Founded in 1860 as the weekly Chillicothe Constitution, the paper has been published daily since 1889 (initially as the Chillicothe Morning Constitution), and under its current name since 1930.
The weekly Chillicothe Constitution was founded in 1860 as a Democratic-leaning newspaper. The Tribune, a Republican-leaning newspaper, was founded in 1868. In the 1880s the Watkins family became publishers of the Constitution. The two newspapers consolidated March 1, 1928. The Watkins family solid it in April 1972 to Inland Industries, Inc., of Lenexa, Kansas, and Smith-Walls Newspapers, Inc., of Fort Payne, Alabama.[1] Clarence Edwin Watkins served as the publisher until his death in 1944. Rod Dixon is the current publisher and Catherine Stortz Ripley is the current editor.

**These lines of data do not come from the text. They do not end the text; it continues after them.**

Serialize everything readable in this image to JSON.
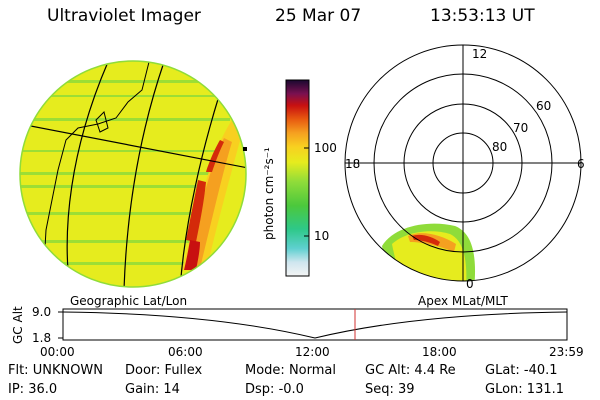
{
  "header": {
    "title": "Ultraviolet Imager",
    "date": "25 Mar 07",
    "time": "13:53:13 UT"
  },
  "colorbar": {
    "unit_label": "photon cm⁻²s⁻¹",
    "ticks": [
      "100",
      "10"
    ]
  },
  "polar_plot": {
    "mlt_labels": {
      "top": "12",
      "left": "18",
      "right": "6",
      "bottom": "0"
    },
    "lat_labels": [
      "60",
      "70",
      "80"
    ]
  },
  "map_labels": {
    "geographic": "Geographic Lat/Lon",
    "apex": "Apex MLat/MLT"
  },
  "altitude_plot": {
    "ylabel": "GC Alt",
    "yticks": [
      "9.0",
      "1.8"
    ],
    "xticks": [
      "00:00",
      "06:00",
      "12:00",
      "18:00",
      "23:59"
    ],
    "marker_time": "13:53"
  },
  "info": {
    "row1": [
      {
        "label": "Flt: ",
        "value": "UNKNOWN"
      },
      {
        "label": "Door: ",
        "value": "Fullex"
      },
      {
        "label": "Mode: ",
        "value": "Normal"
      },
      {
        "label": "GC Alt: ",
        "value": "4.4 Re"
      },
      {
        "label": "GLat: ",
        "value": "-40.1"
      }
    ],
    "row2": [
      {
        "label": "IP: ",
        "value": "36.0"
      },
      {
        "label": "Gain: ",
        "value": "14"
      },
      {
        "label": "Dsp: ",
        "value": "-0.0"
      },
      {
        "label": "Seq: ",
        "value": "39"
      },
      {
        "label": "GLon: ",
        "value": "131.1"
      }
    ]
  },
  "colors": {
    "background_fill": "#e6ec1e",
    "stripe": "#8fdc3a",
    "aurora_orange": "#f5a020",
    "aurora_red": "#d42a0a",
    "marker_line": "#d03030"
  }
}
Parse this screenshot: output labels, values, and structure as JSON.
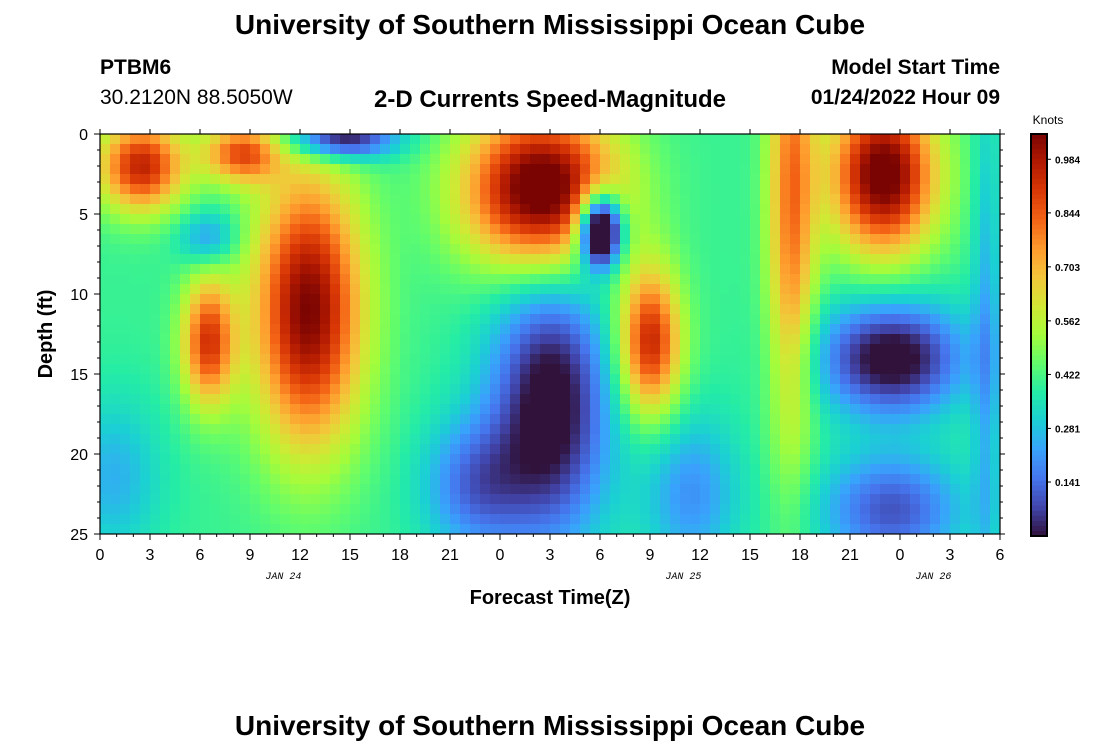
{
  "title": "University of Southern Mississippi Ocean Cube",
  "footer_title": "University of Southern Mississippi Ocean Cube",
  "station": {
    "id": "PTBM6",
    "coords": "30.2120N  88.5050W"
  },
  "model_start": {
    "label": "Model Start Time",
    "value": "01/24/2022 Hour 09"
  },
  "colors": {
    "colormap": [
      "#30123b",
      "#4145ab",
      "#4675ed",
      "#39a2fc",
      "#1bcfd4",
      "#24eca6",
      "#61fc6c",
      "#a4fc3b",
      "#d1e834",
      "#f3c63a",
      "#fe9b2d",
      "#f36315",
      "#d93806",
      "#b11901",
      "#7a0402"
    ]
  },
  "chart_data": {
    "type": "heatmap",
    "title": "2-D Currents Speed-Magnitude",
    "xlabel": "Forecast Time(Z)",
    "ylabel": "Depth (ft)",
    "x_range_hours": [
      0,
      54
    ],
    "ylim": [
      0,
      25
    ],
    "y_ticks": [
      0,
      5,
      10,
      15,
      20,
      25
    ],
    "x_tick_labels": [
      "0",
      "3",
      "6",
      "9",
      "12",
      "15",
      "18",
      "21",
      "0",
      "3",
      "6",
      "9",
      "12",
      "15",
      "18",
      "21",
      "0",
      "3",
      "6"
    ],
    "date_labels": [
      {
        "hour": 11,
        "text": "JAN 24"
      },
      {
        "hour": 35,
        "text": "JAN 25"
      },
      {
        "hour": 50,
        "text": "JAN 26"
      }
    ],
    "colorbar": {
      "label": "Knots",
      "min": 0,
      "max": 1.05,
      "ticks": [
        "0.141",
        "0.281",
        "0.422",
        "0.562",
        "0.703",
        "0.844",
        "0.984"
      ]
    },
    "features": [
      {
        "t": 2.5,
        "d": 2.0,
        "st": 1.8,
        "sd": 2.0,
        "a": 0.55
      },
      {
        "t": 8.5,
        "d": 1.2,
        "st": 1.6,
        "sd": 1.3,
        "a": 0.45
      },
      {
        "t": 6.5,
        "d": 13.0,
        "st": 1.1,
        "sd": 2.8,
        "a": 0.5
      },
      {
        "t": 12.5,
        "d": 11.0,
        "st": 2.3,
        "sd": 6.0,
        "a": 0.65
      },
      {
        "t": 6.5,
        "d": 6.5,
        "st": 1.2,
        "sd": 1.2,
        "a": -0.2
      },
      {
        "t": 14.5,
        "d": 0.3,
        "st": 2.2,
        "sd": 0.9,
        "a": -0.45
      },
      {
        "t": 0.8,
        "d": 21.5,
        "st": 2.0,
        "sd": 3.5,
        "a": -0.15
      },
      {
        "t": 22.5,
        "d": 22.0,
        "st": 2.2,
        "sd": 3.0,
        "a": -0.25
      },
      {
        "t": 27.0,
        "d": 17.0,
        "st": 2.5,
        "sd": 6.0,
        "a": -0.45
      },
      {
        "t": 26.5,
        "d": 3.5,
        "st": 3.2,
        "sd": 3.5,
        "a": 0.75
      },
      {
        "t": 30.0,
        "d": 6.0,
        "st": 0.9,
        "sd": 1.6,
        "a": -0.85
      },
      {
        "t": 33.0,
        "d": 13.0,
        "st": 1.3,
        "sd": 3.2,
        "a": 0.55
      },
      {
        "t": 35.5,
        "d": 22.5,
        "st": 2.0,
        "sd": 3.5,
        "a": -0.2
      },
      {
        "t": 41.5,
        "d": 4.0,
        "st": 1.0,
        "sd": 11.0,
        "a": 0.4
      },
      {
        "t": 47.0,
        "d": 2.5,
        "st": 2.2,
        "sd": 3.5,
        "a": 0.7
      },
      {
        "t": 47.5,
        "d": 14.0,
        "st": 3.0,
        "sd": 2.5,
        "a": -0.45
      },
      {
        "t": 47.5,
        "d": 23.5,
        "st": 3.0,
        "sd": 2.5,
        "a": -0.3
      },
      {
        "t": 53.2,
        "d": 13.0,
        "st": 0.6,
        "sd": 12.0,
        "a": -0.15
      }
    ]
  }
}
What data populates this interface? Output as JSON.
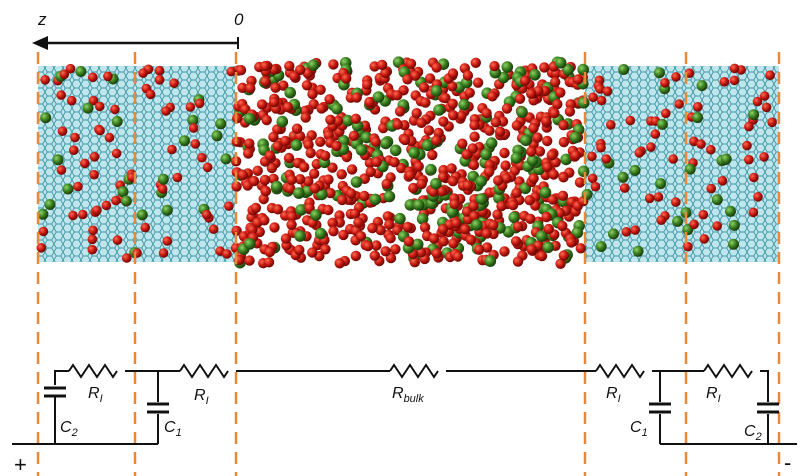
{
  "axis": {
    "direction_label": "z",
    "origin_label": "0"
  },
  "terminals": {
    "positive": "+",
    "negative": "-"
  },
  "circuit": {
    "left_R1": {
      "main": "R",
      "sub": "I"
    },
    "left_R2": {
      "main": "R",
      "sub": "I"
    },
    "bulk": {
      "main": "R",
      "sub": "bulk"
    },
    "right_R1": {
      "main": "R",
      "sub": "I"
    },
    "right_R2": {
      "main": "R",
      "sub": "I"
    },
    "left_C2": {
      "main": "C",
      "sub": "2"
    },
    "left_C1": {
      "main": "C",
      "sub": "1"
    },
    "right_C1": {
      "main": "C",
      "sub": "1"
    },
    "right_C2": {
      "main": "C",
      "sub": "2"
    }
  },
  "colors": {
    "electrode": "#6cc3cf",
    "electrode_dark": "#3e96a6",
    "cation": "#c81a10",
    "anion": "#3b7f1f",
    "boundary": "#e8893a",
    "wire": "#111111"
  }
}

The newspaper is owned by GateHouse Media.[2]
Jerry Litton visited the newspaper offices about 8:30 p.m. on August 3, 1976, to check results of the election in which he had won the Democratic primary for U.S. Senate, en route to a victory party in Kansas City. He was killed about a half-hour later during an airplane takeoff at the Chillicothe airport.[3]
On Christmas Day in 1930, a fire broke out in the office of Dr. Oma Dye, located above the newspaper offices. According to the December 26, 1930, edition of the paper, two patrons were leaving a nearby theater when they saw smoke coming from the building. As the fire department was arriving on the scene Chillicothe Mayor Harry Pardonner, who was also a fireman, was thrown from the truck as the ladder broke free and swung. According to the paper the mayor was "badly bruised" and would be confined to bed for several days. The doctor's office was a total loss while the newspaper offices were damaged by water "putting practically all of the machinery in the shop out of commission and spoiling the supply of print paper on hand." The newspaper's publishers assured their readers that every effort had been made to get that day's edition out via the old method of "setting the type by hand."